Nicolas Sarkozy a exhorté à ne pas recréer des monopoles sur la Toile et à protéger la vie privée. Vous êtes-vous sentis visés ?
Vous remarquerez qu'il n'a cité aucune entreprise nommément, même s'il est certain qu'il ciblait des sociétés américaines comme la nôtre. Mais j'interprète ses propos différemment. Il s'agit d'une posture de négociation. Votre président est talentueux, intelligent et combatif. Il souhaite agir pour le bien de son pays, c'est son rôle et il veut que Google et l'industrie en général travaillent mieux avec les hommes politiques. Il faut mettre cela à son actif.

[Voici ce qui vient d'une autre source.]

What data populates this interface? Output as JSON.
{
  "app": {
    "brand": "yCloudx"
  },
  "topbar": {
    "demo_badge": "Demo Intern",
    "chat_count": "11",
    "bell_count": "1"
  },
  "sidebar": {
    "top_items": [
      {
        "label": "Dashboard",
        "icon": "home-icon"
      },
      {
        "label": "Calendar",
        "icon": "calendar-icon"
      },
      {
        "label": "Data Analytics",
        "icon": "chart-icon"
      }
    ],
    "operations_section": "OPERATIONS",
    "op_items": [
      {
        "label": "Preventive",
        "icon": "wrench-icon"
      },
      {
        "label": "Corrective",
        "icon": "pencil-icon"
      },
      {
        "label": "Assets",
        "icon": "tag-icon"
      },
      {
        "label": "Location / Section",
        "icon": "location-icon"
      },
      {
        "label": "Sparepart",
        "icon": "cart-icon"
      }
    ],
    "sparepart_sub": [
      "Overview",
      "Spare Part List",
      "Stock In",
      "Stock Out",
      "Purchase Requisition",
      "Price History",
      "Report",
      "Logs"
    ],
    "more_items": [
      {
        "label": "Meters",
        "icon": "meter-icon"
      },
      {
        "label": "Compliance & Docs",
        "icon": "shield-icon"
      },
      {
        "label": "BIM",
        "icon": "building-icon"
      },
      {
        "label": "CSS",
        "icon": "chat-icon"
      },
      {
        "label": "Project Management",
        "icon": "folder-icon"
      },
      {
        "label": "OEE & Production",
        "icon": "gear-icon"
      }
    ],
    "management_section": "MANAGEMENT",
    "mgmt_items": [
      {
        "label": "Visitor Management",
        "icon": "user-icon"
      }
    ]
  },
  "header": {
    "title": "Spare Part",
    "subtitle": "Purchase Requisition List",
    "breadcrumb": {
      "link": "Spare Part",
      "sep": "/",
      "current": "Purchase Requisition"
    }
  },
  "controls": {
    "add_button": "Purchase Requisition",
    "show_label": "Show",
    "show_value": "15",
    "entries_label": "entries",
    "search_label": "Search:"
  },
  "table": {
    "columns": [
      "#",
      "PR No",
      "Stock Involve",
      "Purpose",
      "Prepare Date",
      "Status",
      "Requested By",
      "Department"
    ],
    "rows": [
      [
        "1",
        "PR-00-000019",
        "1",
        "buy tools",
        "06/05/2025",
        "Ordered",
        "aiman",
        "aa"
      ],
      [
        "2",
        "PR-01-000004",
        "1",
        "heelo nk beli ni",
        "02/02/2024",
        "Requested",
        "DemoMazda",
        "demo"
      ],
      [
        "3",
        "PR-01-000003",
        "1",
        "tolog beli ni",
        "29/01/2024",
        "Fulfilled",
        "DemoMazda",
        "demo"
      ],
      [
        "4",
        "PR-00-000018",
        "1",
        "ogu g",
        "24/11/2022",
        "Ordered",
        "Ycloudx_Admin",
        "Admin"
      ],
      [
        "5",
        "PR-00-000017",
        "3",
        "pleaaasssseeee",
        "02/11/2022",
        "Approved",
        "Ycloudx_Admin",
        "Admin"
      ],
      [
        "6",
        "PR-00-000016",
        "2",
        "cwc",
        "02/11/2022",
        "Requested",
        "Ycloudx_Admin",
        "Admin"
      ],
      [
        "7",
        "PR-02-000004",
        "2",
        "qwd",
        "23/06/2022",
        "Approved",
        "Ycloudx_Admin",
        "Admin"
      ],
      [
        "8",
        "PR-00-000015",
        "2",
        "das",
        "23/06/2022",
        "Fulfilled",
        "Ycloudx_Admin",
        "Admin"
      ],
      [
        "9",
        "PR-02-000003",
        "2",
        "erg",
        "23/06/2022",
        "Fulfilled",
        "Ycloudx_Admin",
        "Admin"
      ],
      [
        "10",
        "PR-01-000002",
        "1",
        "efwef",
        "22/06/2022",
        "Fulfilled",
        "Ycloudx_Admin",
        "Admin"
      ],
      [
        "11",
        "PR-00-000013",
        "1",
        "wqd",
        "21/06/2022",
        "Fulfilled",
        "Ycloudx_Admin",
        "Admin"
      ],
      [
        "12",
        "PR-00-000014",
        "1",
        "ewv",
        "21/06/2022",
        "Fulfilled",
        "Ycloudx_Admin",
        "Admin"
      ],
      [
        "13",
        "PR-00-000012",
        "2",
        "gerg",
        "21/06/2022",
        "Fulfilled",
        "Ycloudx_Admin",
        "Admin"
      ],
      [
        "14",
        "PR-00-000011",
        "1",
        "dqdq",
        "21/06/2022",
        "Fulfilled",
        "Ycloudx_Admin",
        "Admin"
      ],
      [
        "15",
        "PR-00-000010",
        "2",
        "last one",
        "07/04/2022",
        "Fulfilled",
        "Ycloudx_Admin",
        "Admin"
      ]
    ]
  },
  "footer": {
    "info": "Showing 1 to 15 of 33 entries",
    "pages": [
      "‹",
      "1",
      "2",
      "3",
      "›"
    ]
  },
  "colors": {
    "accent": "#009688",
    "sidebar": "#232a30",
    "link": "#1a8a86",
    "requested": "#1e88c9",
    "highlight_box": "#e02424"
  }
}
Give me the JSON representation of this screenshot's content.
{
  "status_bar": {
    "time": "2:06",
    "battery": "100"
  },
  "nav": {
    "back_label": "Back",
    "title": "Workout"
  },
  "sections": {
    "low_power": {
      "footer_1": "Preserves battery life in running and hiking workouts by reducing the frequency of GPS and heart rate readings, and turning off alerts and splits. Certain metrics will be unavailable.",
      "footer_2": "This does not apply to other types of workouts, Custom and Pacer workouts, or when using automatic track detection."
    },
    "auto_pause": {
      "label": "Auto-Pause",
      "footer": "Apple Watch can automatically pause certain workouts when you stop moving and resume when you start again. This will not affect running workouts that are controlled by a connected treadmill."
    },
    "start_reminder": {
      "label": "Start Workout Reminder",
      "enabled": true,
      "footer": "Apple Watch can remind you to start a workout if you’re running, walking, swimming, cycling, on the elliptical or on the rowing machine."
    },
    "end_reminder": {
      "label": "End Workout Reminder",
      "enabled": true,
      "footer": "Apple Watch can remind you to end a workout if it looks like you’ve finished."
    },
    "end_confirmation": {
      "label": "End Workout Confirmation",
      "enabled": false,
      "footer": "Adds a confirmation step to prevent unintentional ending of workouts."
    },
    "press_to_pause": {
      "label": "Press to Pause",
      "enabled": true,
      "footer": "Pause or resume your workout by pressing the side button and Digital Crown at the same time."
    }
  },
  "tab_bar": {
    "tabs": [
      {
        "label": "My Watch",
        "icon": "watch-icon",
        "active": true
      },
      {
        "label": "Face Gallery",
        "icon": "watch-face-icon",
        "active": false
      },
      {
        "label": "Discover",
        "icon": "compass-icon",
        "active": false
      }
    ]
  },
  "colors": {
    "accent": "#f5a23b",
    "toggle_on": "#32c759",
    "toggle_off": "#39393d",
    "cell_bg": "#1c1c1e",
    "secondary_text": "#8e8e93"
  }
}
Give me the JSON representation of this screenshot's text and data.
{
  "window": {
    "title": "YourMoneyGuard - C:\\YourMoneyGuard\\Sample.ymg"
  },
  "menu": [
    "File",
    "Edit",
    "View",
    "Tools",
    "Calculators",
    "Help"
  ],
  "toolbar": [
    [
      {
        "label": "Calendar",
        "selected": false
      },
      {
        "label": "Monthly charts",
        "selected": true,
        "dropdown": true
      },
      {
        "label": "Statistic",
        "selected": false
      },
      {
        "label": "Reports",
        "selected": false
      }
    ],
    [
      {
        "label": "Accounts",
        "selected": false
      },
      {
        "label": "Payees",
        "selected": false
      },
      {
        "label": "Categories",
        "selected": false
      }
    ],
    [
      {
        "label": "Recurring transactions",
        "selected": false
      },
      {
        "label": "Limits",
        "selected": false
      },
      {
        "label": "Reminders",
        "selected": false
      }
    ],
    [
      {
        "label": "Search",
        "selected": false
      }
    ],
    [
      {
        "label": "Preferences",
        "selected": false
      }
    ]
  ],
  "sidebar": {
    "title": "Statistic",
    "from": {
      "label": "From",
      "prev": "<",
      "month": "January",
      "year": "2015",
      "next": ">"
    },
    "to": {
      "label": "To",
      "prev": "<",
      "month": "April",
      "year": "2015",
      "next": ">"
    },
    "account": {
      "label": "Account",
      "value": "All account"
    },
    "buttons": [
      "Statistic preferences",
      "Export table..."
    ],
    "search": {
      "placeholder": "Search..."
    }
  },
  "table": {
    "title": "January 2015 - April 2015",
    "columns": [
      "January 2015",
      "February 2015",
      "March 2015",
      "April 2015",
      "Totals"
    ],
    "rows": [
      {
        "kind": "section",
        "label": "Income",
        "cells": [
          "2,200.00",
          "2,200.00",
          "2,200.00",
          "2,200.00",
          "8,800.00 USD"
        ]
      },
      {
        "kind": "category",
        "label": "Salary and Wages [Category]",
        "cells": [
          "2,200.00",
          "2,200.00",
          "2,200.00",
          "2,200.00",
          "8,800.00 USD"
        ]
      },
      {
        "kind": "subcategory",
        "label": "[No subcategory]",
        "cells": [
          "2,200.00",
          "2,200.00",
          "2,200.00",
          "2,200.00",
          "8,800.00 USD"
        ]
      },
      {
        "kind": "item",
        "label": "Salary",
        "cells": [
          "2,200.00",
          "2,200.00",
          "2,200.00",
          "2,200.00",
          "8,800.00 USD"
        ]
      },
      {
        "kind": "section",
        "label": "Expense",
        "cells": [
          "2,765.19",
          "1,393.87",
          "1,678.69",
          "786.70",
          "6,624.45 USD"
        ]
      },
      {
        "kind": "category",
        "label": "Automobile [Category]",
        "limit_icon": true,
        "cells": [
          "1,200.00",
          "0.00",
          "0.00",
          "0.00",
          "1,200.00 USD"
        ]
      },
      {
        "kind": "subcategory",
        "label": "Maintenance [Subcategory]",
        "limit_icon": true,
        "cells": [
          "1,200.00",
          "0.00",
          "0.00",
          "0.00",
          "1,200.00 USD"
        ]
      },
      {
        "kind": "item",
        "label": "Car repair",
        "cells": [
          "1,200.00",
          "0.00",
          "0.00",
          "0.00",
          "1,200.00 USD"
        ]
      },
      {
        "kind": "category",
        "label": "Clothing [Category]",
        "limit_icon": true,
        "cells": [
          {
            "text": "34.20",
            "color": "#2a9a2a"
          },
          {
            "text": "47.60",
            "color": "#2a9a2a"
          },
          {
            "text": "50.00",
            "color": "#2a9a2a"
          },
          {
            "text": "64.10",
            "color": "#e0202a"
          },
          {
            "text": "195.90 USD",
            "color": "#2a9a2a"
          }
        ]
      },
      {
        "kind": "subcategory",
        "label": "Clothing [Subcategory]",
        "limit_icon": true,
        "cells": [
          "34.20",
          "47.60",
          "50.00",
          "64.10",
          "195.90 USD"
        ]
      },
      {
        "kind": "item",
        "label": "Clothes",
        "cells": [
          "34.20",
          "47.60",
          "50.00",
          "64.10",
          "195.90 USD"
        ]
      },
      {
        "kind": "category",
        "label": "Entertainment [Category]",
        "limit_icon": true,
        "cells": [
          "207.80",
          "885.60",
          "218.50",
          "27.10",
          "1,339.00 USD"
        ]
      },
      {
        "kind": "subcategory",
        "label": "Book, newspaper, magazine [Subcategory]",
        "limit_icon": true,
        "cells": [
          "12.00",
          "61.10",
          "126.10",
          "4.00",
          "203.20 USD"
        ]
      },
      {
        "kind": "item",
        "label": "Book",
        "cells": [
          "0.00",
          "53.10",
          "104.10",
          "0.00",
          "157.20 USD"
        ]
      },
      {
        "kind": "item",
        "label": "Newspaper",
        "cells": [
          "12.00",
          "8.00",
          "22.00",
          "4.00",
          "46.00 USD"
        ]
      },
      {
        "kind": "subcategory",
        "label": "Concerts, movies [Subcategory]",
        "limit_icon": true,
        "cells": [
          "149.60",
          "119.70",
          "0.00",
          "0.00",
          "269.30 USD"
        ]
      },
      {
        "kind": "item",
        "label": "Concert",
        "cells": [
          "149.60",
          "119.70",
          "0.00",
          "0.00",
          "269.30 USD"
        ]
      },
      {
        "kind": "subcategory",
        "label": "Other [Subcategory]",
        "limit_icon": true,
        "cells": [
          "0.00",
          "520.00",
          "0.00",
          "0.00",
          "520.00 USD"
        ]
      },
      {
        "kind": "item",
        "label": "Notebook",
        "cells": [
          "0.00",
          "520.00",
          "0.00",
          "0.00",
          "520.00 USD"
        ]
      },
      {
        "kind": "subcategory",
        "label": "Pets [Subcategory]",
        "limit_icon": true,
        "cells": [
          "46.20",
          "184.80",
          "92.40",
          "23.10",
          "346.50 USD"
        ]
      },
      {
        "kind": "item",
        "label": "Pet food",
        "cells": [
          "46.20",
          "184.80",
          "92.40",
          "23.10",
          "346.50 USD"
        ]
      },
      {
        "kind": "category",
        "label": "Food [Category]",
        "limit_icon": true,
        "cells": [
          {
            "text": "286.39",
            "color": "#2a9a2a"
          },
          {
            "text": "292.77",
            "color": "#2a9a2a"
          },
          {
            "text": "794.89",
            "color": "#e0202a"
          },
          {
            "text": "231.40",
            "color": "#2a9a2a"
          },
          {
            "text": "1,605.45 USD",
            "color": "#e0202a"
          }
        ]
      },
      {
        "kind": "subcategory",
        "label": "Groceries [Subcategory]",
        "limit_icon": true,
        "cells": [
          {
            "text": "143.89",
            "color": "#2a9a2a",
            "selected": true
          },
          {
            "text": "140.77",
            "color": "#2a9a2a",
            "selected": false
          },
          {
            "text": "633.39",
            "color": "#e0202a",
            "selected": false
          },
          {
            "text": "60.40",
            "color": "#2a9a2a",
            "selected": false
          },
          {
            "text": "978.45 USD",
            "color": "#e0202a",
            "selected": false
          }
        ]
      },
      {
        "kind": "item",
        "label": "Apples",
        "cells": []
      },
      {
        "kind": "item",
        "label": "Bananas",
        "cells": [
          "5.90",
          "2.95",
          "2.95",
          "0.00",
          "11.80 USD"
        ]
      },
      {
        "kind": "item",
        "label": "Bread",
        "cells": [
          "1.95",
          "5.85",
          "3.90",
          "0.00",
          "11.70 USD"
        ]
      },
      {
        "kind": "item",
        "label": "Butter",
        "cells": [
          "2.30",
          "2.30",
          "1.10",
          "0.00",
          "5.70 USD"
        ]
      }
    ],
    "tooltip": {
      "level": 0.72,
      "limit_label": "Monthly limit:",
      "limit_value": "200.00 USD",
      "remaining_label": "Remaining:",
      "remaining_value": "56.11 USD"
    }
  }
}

Le marché français n'est pas le plus important pour Google, mais c'est probablement le plus problématique...
Je ne suis pas sûr de cela. Nous rencontrons des problèmes partout dans le monde.
La Commission nationale de l'informatique et des libertés vous a tout de même condamné pour avoir enregistré les données de réseaux Wi-Fi et elle enquête sur les téléphones Android, qui géolocalisent les utilisateurs...
Il est important de dissocier ces deux dossiers. Sur le premier, nous avons reconnu qu'il s'agissait d'une erreur de notre part, nous nous sommes excusés et nous ne la referons pas. Quant aux téléphones Android, ils demandent aux utilisateurs la permission d'envoyer des données de géolocalisation et nous ne les conservons pas. Ces données aident, en revanche, au bon fonctionnement de certaines applications.
C'est encore la France qui souhaite la création d'une "taxe Google", augmente les prix des abonnements à Internet, et crée l'autorité Hadopi pour couper l'accès aux contrevenants. Ce qui va exactement à l'opposé de vos conceptions...
Nous ne sommes pas si éloignés que vous le pensez. Comme nous, Nicolas Sarkozy milite pour un accès à Internet à haut débit pour tous, et pas uniquement dans les villes les plus peuplées. Nous partageons également son point de vue sur la défense du droit d'auteur. Nos désaccords portent davantage sur la manière d'agir. Quant à la "taxe Google", la mal nommée, elle ne semble plus être à l'ordre du jour. Enfin, le prix de l'accès à Internet en France demeure très élevé, particulièrement dans l'Internet mobile. Aux Etats-Unis, les prix sont bien moins élevés. Je ne m'explique pas un tel écart.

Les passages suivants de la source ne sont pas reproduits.